While government takings of private property are permitted for a very loosely defined "public purpose" (no longer a public use, as we saw in the notorious Kelo case in Connecticut) under the 5th Amendment to the United States Constitution, property owners must be given "just compensation" for the taking to be permissible.
And, although the U.S. Constitution authorizes a state or local goverment to exercise their power through takings, it must be remembered that even when something is authorized doesn't mean it's the right way forward or the best policy. Just because it's authorized doesn't mean the state should do it. Employing expropriation for a project that does not entail a crucial, necessary, "this is the only way we can possibly do this" justification is highly reprehensible. I think we have precisely that unfortuante situation in the case of Lower Mid-City - an argument that locating the hospitals there is the only way forward when it most clearly is not.
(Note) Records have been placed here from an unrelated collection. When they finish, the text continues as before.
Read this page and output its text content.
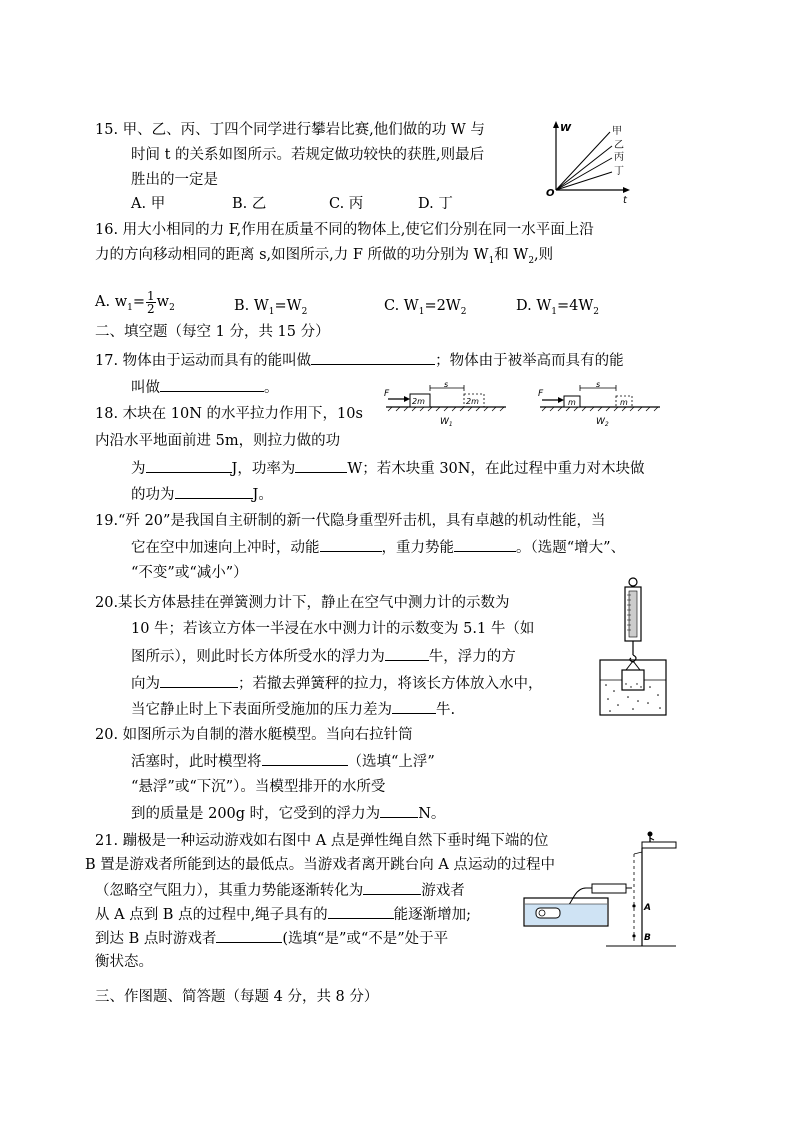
15. 甲、乙、丙、丁四个同学进行攀岩比赛,他们做的功 W 与
时间 t 的关系如图所示。若规定做功较快的获胜,则最后
胜出的一定是
A. 甲	B. 乙	C. 丙	D. 丁
W
O
t
甲
乙
丙
丁
16. 用大小相同的力 F,作用在质量不同的物体上,使它们分别在同一水平面上沿
力的方向移动相同的距离 s,如图所示,力 F 所做的功分别为 $W_1$和 $W_2$,则
A. $w_1= \frac{1}{2} w_2$	B. $W_1=W_2$	C. $W_1=2W_2$	D. $W_1=4W_2$
二、填空题（每空 1 分，共 15 分）
17. 物体由于运动而具有的能叫做	；物体由于被举高而具有的能
叫做	。	F
s
2m	2m
$W_1$
F
s
m	m
$W_2$
18. 木块在 10N 的水平拉力作用下，10s
内沿水平地面前进 5m，则拉力做的功
为	J，功率为	W；若木块重 30N，在此过程中重力对木块做
的功为	J。
19.“歼 20”是我国自主研制的新一代隐身重型歼击机，具有卓越的机动性能，当
它在空中加速向上冲时，动能	，重力势能	。（选题“增大”、
“不变”或“减小”）
20.某长方体悬挂在弹簧测力计下，静止在空气中测力计的示数为
10 牛；若该立方体一半浸在水中测力计的示数变为 5.1 牛（如
图所示），则此时长方体所受水的浮力为	牛，浮力的方
向为	；若撤去弹簧秤的拉力，将该长方体放入水中，
当它静止时上下表面所受施加的压力差为	牛.
20. 如图所示为自制的潜水艇模型。当向右拉针筒
活塞时，此时模型将	（选填“上浮”
“悬浮”或“下沉”）。当模型排开的水所受
到的质量是 200g 时，它受到的浮力为	N。
21. 蹦极是一种运动游戏如右图中 A 点是弹性绳自然下垂时绳下端的位
B 置是游戏者所能到达的最低点。当游戏者离开跳台向 A 点运动的过程中
（忽略空气阻力），其重力势能逐渐转化为	游戏者
从 A 点到 B 点的过程中,绳子具有的	能逐渐增加;
到达 B 点时游戏者	(选填“是”或“不是”处于平
衡状态。
A
B
三、作图题、简答题（每题 4 分，共 8 分）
Bringing in the heavy hand of government to drive someone from - and destroy - his or her home is a power that should only be used as an absolute last resort. This sort of government power over individuals fits squarely within the basket of grievances that led us initially, as a nation, to declare independence. Its use, especially on a large scale, beyond the rarest of instances undermines the legitimacy of government, no matter how much process is involved.
In the article linked above, a state official notes that "nobody has outright refused to sell their land for the hospital projects yet." And while it's clear that some individuals inside the footprint are not going to go without a fight (only eight out of 450 parcels in the two footprints have even been acquired at this time through regular buyouts), I find it interesting that LSU is opening the door to expropriation before it has even contemplated paying out higher amounts to some individual property owners who hold out longer. Expropriation is clearly not a last resort here in the minds of the LSU board members. Instead, it's a proactive tool being used unscrupulously to force a project forward, damage to unwilling property owners be damned.
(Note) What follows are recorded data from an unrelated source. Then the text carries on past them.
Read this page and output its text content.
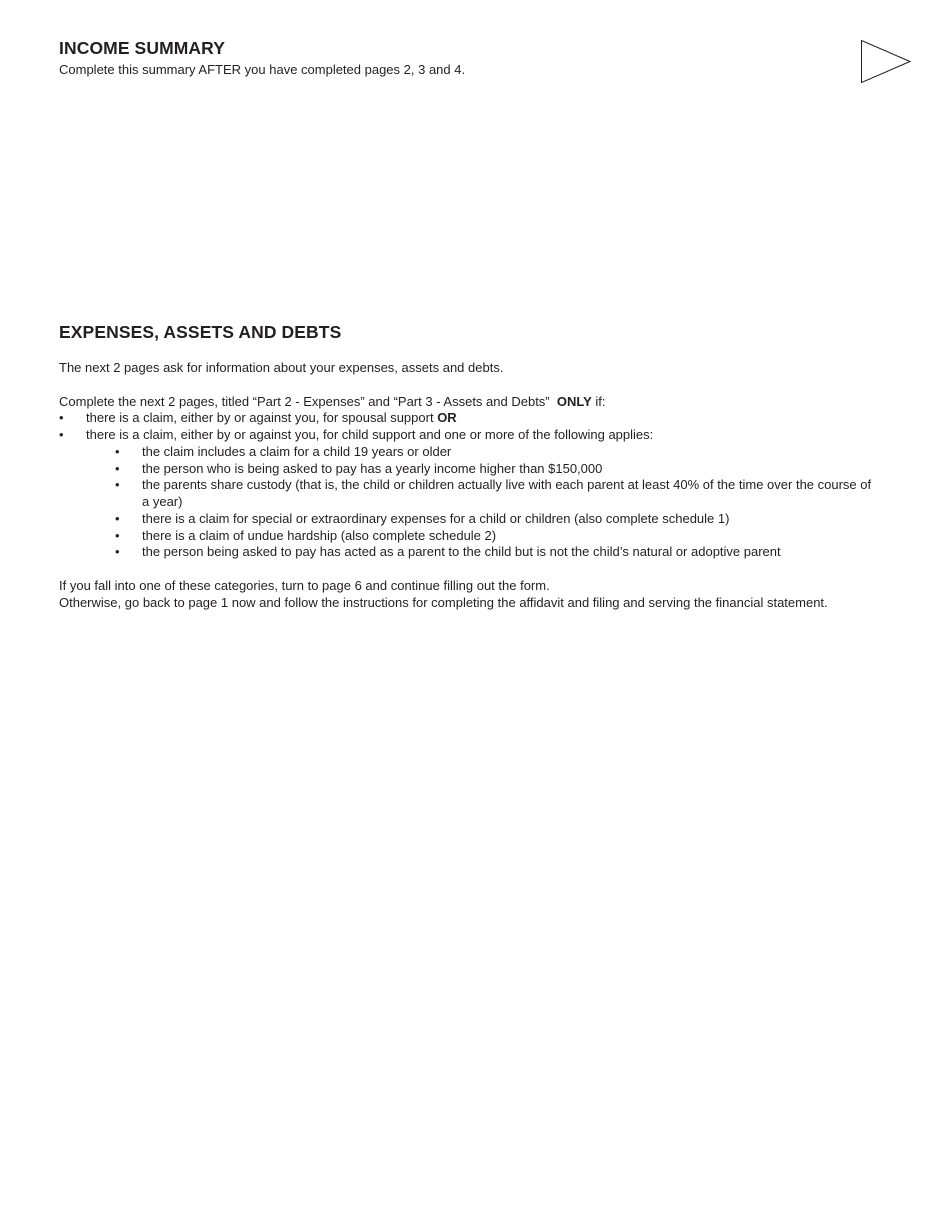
INCOME SUMMARY
Complete this summary AFTER you have completed pages 2, 3 and 4.
EXPENSES, ASSETS AND DEBTS
The next 2 pages ask for information about your expenses, assets and debts.
Complete the next 2 pages, titled “Part 2 - Expenses” and “Part 3 - Assets and Debts”  ONLY if:
• there is a claim, either by or against you, for spousal support OR
• there is a claim, either by or against you, for child support and one or more of the following applies:
• the claim includes a claim for a child 19 years or older
• the person who is being asked to pay has a yearly income higher than $150,000
• the parents share custody (that is, the child or children actually live with each parent at least 40% of the time over the course of a year)
• there is a claim for special or extraordinary expenses for a child or children (also complete schedule 1)
• there is a claim of undue hardship (also complete schedule 2)
• the person being asked to pay has acted as a parent to the child but is not the child’s natural or adoptive parent
If you fall into one of these categories, turn to page 6 and continue filling out the form.
Otherwise, go back to page 1 now and follow the instructions for completing the affidavit and filing and serving the financial statement.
And the truly sad part of this move is the end result. So many of the properties that may ultimately be subject to expropriation (including those that contribute to the tax rolls, that aren't harming anyone else, that aren't blighted, that rebuilt post-K in reliance on government statements and policies), especially in the LSU footprint, will be used not for a nice, dense, beneficial hospital building, but for...acres of ground level parking lot.